The Masochistic Literary Game

Today I got another rejection letter from a potential agent. I can hook them, but I can’t sink ‘em. I sent out ten queries as a first round pitch, and received three request for partials, and two requests for wholes. Then, one by one the rejections trickled in. I got the last one in yesterday. Honestly, after nine other rejections, I knew this one was coming anyway.

But from everything I’ve read, that’s a fairly good success rate. Partials requests are rare, and full manuscript requests even rarer. So, I have to keep on trying. Publishing lore is full of authors with rejection letters numbering three and four digits, that are now household names. And so we truck on, holding these names in our hearts, believing that perhaps we are just one of them.  We must console ourselves because we know that we really can’t do much else in life. We were created to write, and if we can’t do that, then what? Well, maybe I could learn to teach Scuba diving? But I don’t even swim.

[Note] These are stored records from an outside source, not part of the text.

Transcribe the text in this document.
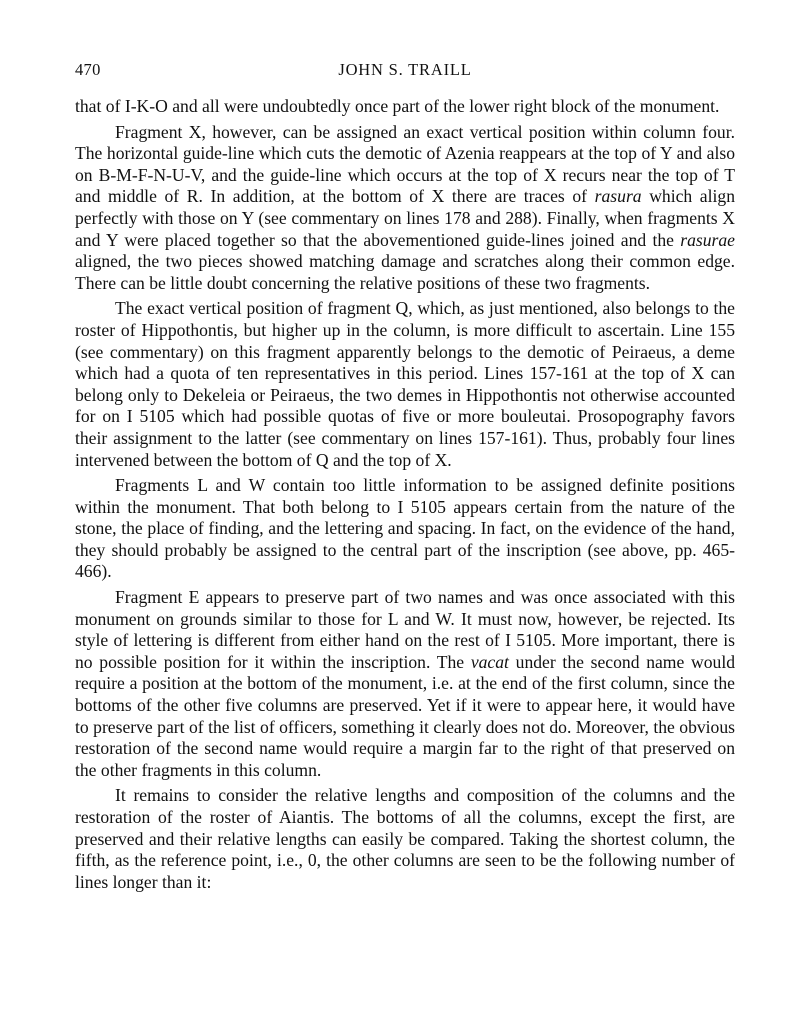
470	JOHN S. TRAILL

that of I-K-O and all were undoubtedly once part of the lower right block of the monument.

Fragment X, however, can be assigned an exact vertical position within column four. The horizontal guide-line which cuts the demotic of Azenia reappears at the top of Y and also on B-M-F-N-U-V, and the guide-line which occurs at the top of X recurs near the top of T and middle of R. In addition, at the bottom of X there are traces of rasura which align perfectly with those on Y (see commentary on lines 178 and 288). Finally, when fragments X and Y were placed together so that the abovementioned guide-lines joined and the rasurae aligned, the two pieces showed matching damage and scratches along their common edge. There can be little doubt concerning the relative positions of these two fragments.

The exact vertical position of fragment Q, which, as just mentioned, also belongs to the roster of Hippothontis, but higher up in the column, is more difficult to ascertain. Line 155 (see commentary) on this fragment apparently belongs to the demotic of Peiraeus, a deme which had a quota of ten representatives in this period. Lines 157-161 at the top of X can belong only to Dekeleia or Peiraeus, the two demes in Hippothontis not otherwise accounted for on I 5105 which had possible quotas of five or more bouleutai. Prosopography favors their assignment to the latter (see commentary on lines 157-161). Thus, probably four lines intervened between the bottom of Q and the top of X.

Fragments L and W contain too little information to be assigned definite positions within the monument. That both belong to I 5105 appears certain from the nature of the stone, the place of finding, and the lettering and spacing. In fact, on the evidence of the hand, they should probably be assigned to the central part of the inscription (see above, pp. 465-466).

Fragment E appears to preserve part of two names and was once associated with this monument on grounds similar to those for L and W. It must now, however, be rejected. Its style of lettering is different from either hand on the rest of I 5105. More important, there is no possible position for it within the inscription. The vacat under the second name would require a position at the bottom of the monument, i.e. at the end of the first column, since the bottoms of the other five columns are preserved. Yet if it were to appear here, it would have to preserve part of the list of officers, something it clearly does not do. Moreover, the obvious restoration of the second name would require a margin far to the right of that preserved on the other fragments in this column.

It remains to consider the relative lengths and composition of the columns and the restoration of the roster of Aiantis. The bottoms of all the columns, except the first, are preserved and their relative lengths can easily be compared. Taking the shortest column, the fifth, as the reference point, i.e., 0, the other columns are seen to be the following number of lines longer than it:
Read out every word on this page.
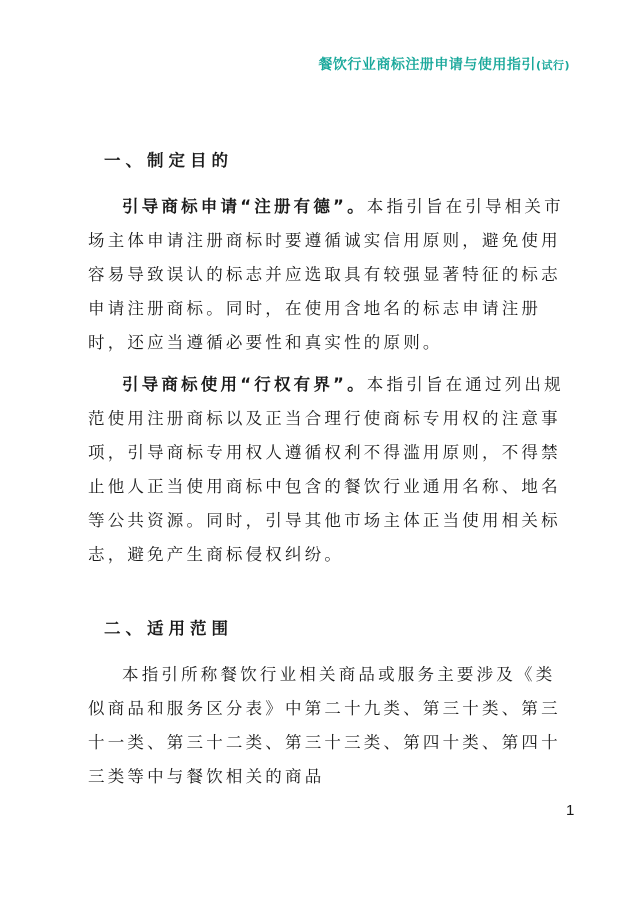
餐饮行业商标注册申请与使用指引(试行)
一、制定目的

引导商标申请“注册有德”。本指引旨在引导相关市场主体申请注册商标时要遵循诚实信用原则，避免使用容易导致误认的标志并应选取具有较强显著特征的标志申请注册商标。同时，在使用含地名的标志申请注册时，还应当遵循必要性和真实性的原则。

引导商标使用“行权有界”。本指引旨在通过列出规范使用注册商标以及正当合理行使商标专用权的注意事项，引导商标专用权人遵循权利不得滥用原则，不得禁止他人正当使用商标中包含的餐饮行业通用名称、地名等公共资源。同时，引导其他市场主体正当使用相关标志，避免产生商标侵权纠纷。

二、适用范围

本指引所称餐饮行业相关商品或服务主要涉及《类似商品和服务区分表》中第二十九类、第三十类、第三十一类、第三十二类、第三十三类、第四十类、第四十三类等中与餐饮相关的商品

1
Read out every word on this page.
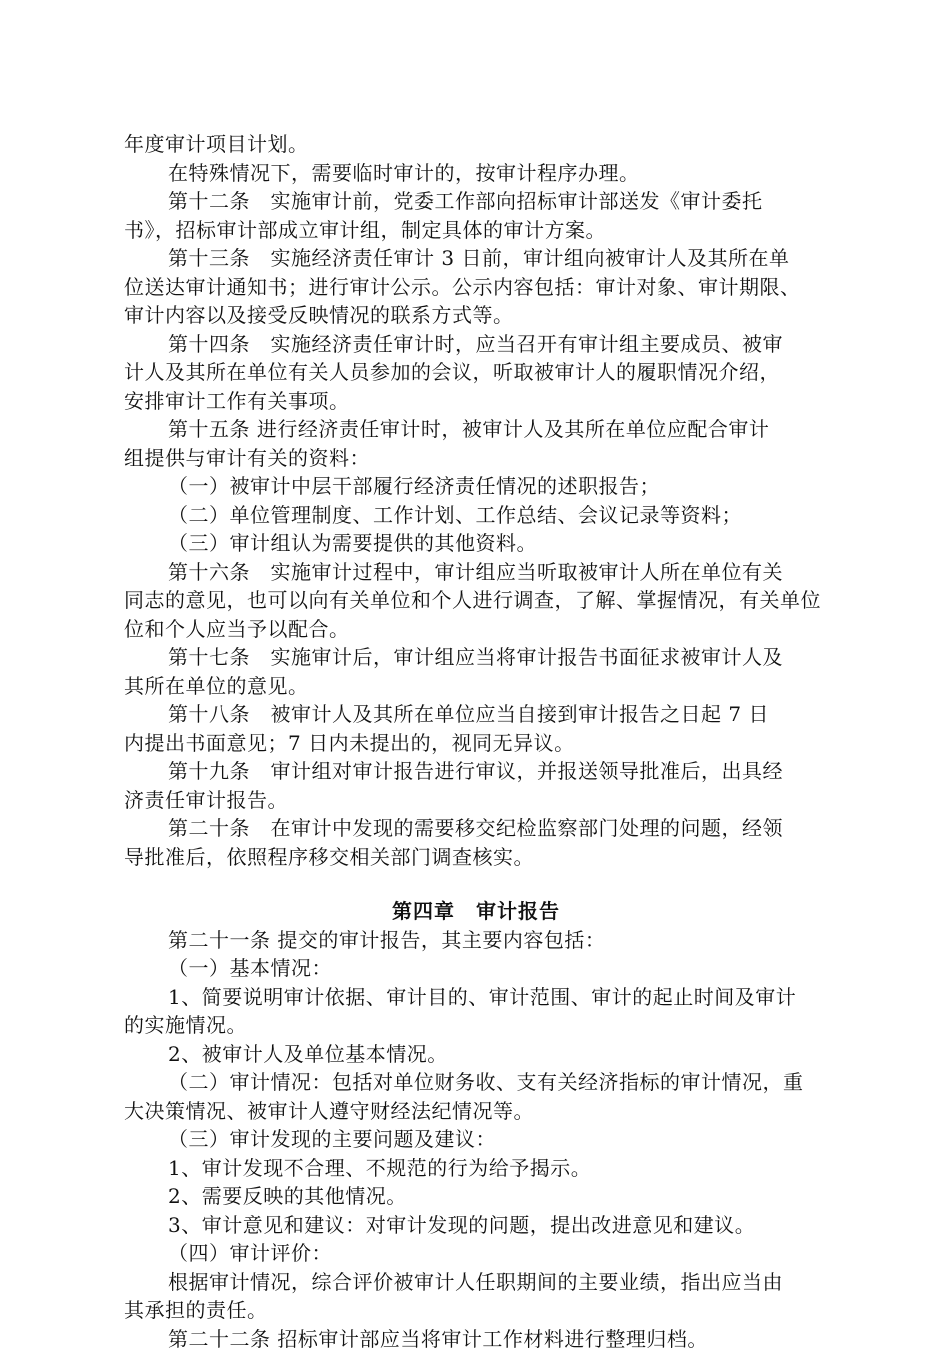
年度审计项目计划。
在特殊情况下，需要临时审计的，按审计程序办理。
第十二条　实施审计前，党委工作部向招标审计部送发《审计委托
书》，招标审计部成立审计组，制定具体的审计方案。
第十三条　实施经济责任审计 3 日前，审计组向被审计人及其所在单
位送达审计通知书；进行审计公示。公示内容包括：审计对象、审计期限、
审计内容以及接受反映情况的联系方式等。
第十四条　实施经济责任审计时，应当召开有审计组主要成员、被审
计人及其所在单位有关人员参加的会议，听取被审计人的履职情况介绍，
安排审计工作有关事项。
第十五条 进行经济责任审计时，被审计人及其所在单位应配合审计
组提供与审计有关的资料：
（一）被审计中层干部履行经济责任情况的述职报告；
（二）单位管理制度、工作计划、工作总结、会议记录等资料；
（三）审计组认为需要提供的其他资料。
第十六条　实施审计过程中，审计组应当听取被审计人所在单位有关
同志的意见，也可以向有关单位和个人进行调查，了解、掌握情况，有关单位
位和个人应当予以配合。
第十七条　实施审计后，审计组应当将审计报告书面征求被审计人及
其所在单位的意见。
第十八条　被审计人及其所在单位应当自接到审计报告之日起 7 日
内提出书面意见；7 日内未提出的，视同无异议。
第十九条　审计组对审计报告进行审议，并报送领导批准后，出具经
济责任审计报告。
第二十条　在审计中发现的需要移交纪检监察部门处理的问题，经领
导批准后，依照程序移交相关部门调查核实。
第四章　审计报告
第二十一条 提交的审计报告，其主要内容包括：
（一）基本情况：
1、简要说明审计依据、审计目的、审计范围、审计的起止时间及审计
的实施情况。
2、被审计人及单位基本情况。
（二）审计情况：包括对单位财务收、支有关经济指标的审计情况，重
大决策情况、被审计人遵守财经法纪情况等。
（三）审计发现的主要问题及建议：
1、审计发现不合理、不规范的行为给予揭示。
2、需要反映的其他情况。
3、审计意见和建议：对审计发现的问题，提出改进意见和建议。
（四）审计评价：
根据审计情况，综合评价被审计人任职期间的主要业绩，指出应当由
其承担的责任。
第二十二条 招标审计部应当将审计工作材料进行整理归档。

Publishing is a game for masochists. Those that have some sort of deep insecurity and feelings of self-doubt that they need validated by a community of ruthless professionals. “Yes, you do in fact, suck at the artistic endeavor that you have poured your entire being into. That one talent that you thought made you special, unique, and set you apart from the masses of faceless individuals, well, you’re decent, but…I’ve had better.” And through sniffles, we say, “I knew it.” This is why writers become drunks. Publishing sucks.

In their defense, all the agents I’ve spoken to have been kindly sorts, that issue gentle but encouraging rejections. At least I’ve got that going for me.  They all agree the concept is great…but after that come the long list of “buts.” And so it goes. At least I’m in the game, right? And that makes me a masochist.